Alex G and Dow Jones met in Canada around 1994, when the latter was brought on to yet another Alex G-helmed production company to "produce the producers, keep us in line." They hit it off and by 2002, at the apex of Riprock 'n' Alex G's bubble, Dow Jones suggested doing something a little more underground and adventurous. South Rakkas Crew's first single dropped in the spring of the next year, and in 2007 they released the well-received The Mix Up EP in conjunction with Mad Decent. Now they're DJ'ing around the world at some of dance music's premier venues, including Fabric in London and Studio B in Brooklyn. Just don't expect to see them in Orlando.
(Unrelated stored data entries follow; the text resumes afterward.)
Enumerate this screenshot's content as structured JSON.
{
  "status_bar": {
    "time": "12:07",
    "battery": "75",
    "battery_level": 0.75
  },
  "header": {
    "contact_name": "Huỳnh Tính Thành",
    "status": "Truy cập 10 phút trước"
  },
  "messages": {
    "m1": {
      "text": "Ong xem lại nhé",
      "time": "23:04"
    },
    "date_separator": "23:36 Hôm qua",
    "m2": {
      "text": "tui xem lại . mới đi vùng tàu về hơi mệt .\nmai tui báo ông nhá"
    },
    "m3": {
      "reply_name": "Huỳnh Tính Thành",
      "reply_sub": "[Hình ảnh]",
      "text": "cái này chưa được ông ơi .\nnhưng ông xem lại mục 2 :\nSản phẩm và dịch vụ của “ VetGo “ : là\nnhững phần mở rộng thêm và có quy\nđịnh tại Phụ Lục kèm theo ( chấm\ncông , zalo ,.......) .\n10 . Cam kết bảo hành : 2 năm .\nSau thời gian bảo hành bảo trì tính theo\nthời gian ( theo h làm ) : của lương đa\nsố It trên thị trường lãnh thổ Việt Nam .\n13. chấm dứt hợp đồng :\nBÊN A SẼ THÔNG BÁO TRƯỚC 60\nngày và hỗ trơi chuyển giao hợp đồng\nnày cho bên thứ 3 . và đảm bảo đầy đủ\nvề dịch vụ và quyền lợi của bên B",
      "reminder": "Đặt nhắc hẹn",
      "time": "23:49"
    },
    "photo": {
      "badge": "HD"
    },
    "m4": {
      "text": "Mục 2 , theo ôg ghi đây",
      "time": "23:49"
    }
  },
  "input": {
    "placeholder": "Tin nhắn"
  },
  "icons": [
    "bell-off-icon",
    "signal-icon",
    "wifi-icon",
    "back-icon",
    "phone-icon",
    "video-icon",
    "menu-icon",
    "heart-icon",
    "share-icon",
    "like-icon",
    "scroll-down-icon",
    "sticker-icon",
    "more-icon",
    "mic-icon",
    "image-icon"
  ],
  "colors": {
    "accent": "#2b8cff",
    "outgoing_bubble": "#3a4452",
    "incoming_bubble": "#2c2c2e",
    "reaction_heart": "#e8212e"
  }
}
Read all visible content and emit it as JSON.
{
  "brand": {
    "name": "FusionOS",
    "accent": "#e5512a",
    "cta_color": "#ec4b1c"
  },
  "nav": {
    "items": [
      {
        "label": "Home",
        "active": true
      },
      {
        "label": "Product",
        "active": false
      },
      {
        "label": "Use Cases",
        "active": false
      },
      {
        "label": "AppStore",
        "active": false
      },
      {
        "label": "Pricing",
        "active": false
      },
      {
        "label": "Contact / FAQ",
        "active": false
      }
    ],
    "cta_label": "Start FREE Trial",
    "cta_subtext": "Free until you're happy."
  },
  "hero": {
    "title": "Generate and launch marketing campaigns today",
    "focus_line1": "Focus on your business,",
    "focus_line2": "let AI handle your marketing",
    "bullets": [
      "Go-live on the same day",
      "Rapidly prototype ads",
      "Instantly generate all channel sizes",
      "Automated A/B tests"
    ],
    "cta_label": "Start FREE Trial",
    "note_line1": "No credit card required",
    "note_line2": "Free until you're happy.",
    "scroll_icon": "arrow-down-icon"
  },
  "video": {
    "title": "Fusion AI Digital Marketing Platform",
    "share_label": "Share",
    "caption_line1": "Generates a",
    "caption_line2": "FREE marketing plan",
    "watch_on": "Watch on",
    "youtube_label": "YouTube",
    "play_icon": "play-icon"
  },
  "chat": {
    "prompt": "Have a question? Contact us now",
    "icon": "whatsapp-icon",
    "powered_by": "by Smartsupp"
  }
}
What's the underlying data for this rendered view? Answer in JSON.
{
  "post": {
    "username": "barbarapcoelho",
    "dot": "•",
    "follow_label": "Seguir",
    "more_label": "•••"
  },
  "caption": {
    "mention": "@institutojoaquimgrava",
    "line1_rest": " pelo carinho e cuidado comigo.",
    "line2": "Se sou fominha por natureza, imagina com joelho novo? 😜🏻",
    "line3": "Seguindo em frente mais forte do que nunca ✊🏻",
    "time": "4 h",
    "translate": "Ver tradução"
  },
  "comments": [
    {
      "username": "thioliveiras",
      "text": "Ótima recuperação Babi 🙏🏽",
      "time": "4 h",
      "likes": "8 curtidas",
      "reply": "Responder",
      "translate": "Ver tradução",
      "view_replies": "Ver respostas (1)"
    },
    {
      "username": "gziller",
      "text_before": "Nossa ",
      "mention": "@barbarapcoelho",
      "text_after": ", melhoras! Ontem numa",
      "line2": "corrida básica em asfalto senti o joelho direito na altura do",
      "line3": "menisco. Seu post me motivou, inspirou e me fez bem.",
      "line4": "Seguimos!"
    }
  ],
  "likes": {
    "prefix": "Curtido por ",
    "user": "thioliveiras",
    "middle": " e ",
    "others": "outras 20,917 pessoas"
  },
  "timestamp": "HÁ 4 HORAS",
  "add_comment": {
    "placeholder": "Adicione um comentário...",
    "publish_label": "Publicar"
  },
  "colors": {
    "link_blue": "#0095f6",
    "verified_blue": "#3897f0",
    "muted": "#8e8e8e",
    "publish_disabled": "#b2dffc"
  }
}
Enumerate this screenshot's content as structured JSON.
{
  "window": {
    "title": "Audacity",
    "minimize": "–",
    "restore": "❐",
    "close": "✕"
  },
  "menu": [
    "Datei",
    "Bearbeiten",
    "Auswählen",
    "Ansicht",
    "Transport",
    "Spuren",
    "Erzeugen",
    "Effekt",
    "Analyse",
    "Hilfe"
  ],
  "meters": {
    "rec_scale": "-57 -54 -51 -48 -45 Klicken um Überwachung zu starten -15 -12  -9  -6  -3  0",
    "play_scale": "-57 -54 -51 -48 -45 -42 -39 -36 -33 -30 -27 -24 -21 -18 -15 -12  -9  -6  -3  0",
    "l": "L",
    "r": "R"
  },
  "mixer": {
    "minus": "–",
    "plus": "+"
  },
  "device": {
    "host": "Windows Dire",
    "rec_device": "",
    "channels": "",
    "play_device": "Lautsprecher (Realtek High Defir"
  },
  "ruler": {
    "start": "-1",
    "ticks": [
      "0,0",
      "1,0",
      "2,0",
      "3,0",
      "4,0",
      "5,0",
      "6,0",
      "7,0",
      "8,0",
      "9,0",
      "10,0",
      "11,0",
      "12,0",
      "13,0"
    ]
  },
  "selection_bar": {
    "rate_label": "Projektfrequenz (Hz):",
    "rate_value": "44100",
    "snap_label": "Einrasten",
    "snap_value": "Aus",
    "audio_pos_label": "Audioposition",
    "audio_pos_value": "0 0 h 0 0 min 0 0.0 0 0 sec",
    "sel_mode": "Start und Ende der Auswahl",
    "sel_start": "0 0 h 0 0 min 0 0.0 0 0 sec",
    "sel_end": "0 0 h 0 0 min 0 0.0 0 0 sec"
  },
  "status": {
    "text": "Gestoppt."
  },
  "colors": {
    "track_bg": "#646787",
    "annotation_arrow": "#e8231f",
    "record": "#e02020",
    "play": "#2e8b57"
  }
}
"We've never done an official `South Rakkas` show `in Orlando`, but we've DJ'd at some of the local clubs for fun and to get it out of our system. If we don't play, within a month we get a little stir-crazy. But because it's not promoted as such, we don't really get the South Rakkas fans. We get more of an electro crowd. And it's funny, people will come up to us and be like, ‘Man, you guys should play out,' and they don't realize that we're not just some local DJs," says Alex G with a hint of a smile and a spackling of that Canadian accent. "Then they want us to come back and play their club, but once they realize how expensive we are, that usually gets shut down real quick."

Some of those fun spots have included Club Firestone, Rhythm & Flow Ultralounge, Vixen and Bliss, but it was a three-week run at Dolce that best symbolizes South Rakkas Crew's inability to get hometown love. The live-to-air four-hour gig for XL 106.7 didn't go as planned when Alex G and Dow Jones just couldn't stick to the playlist. "`XL` flipped out because they didn't know what the hell we were playing, going from a Basement Jaxx song to `a` Top 10 hip-hop song to dancehall … but the crowd dug it," Alex G says. "It was a lot of fun, mostly to give the middle finger to radio stations."

South Rakkas Crew is about halfway through their follow-up record, which remains unnamed, but they see the expansion of their sound coinciding with pop music's new acceptance of weirder sounds. Alex G continues, "We've seen it a lot with the artists who used to ask us for remixes and are now asking us to write with them. We used to be too risky and too underground for the album, but because of our pop past, it's made it a lot easier. And as you said, the market is starting to cross. We're starting to get a lot of connections with doing pop records again but we're not changing our sound. It's more like the pop market is catching up with us, not to sound narcissistic or anything."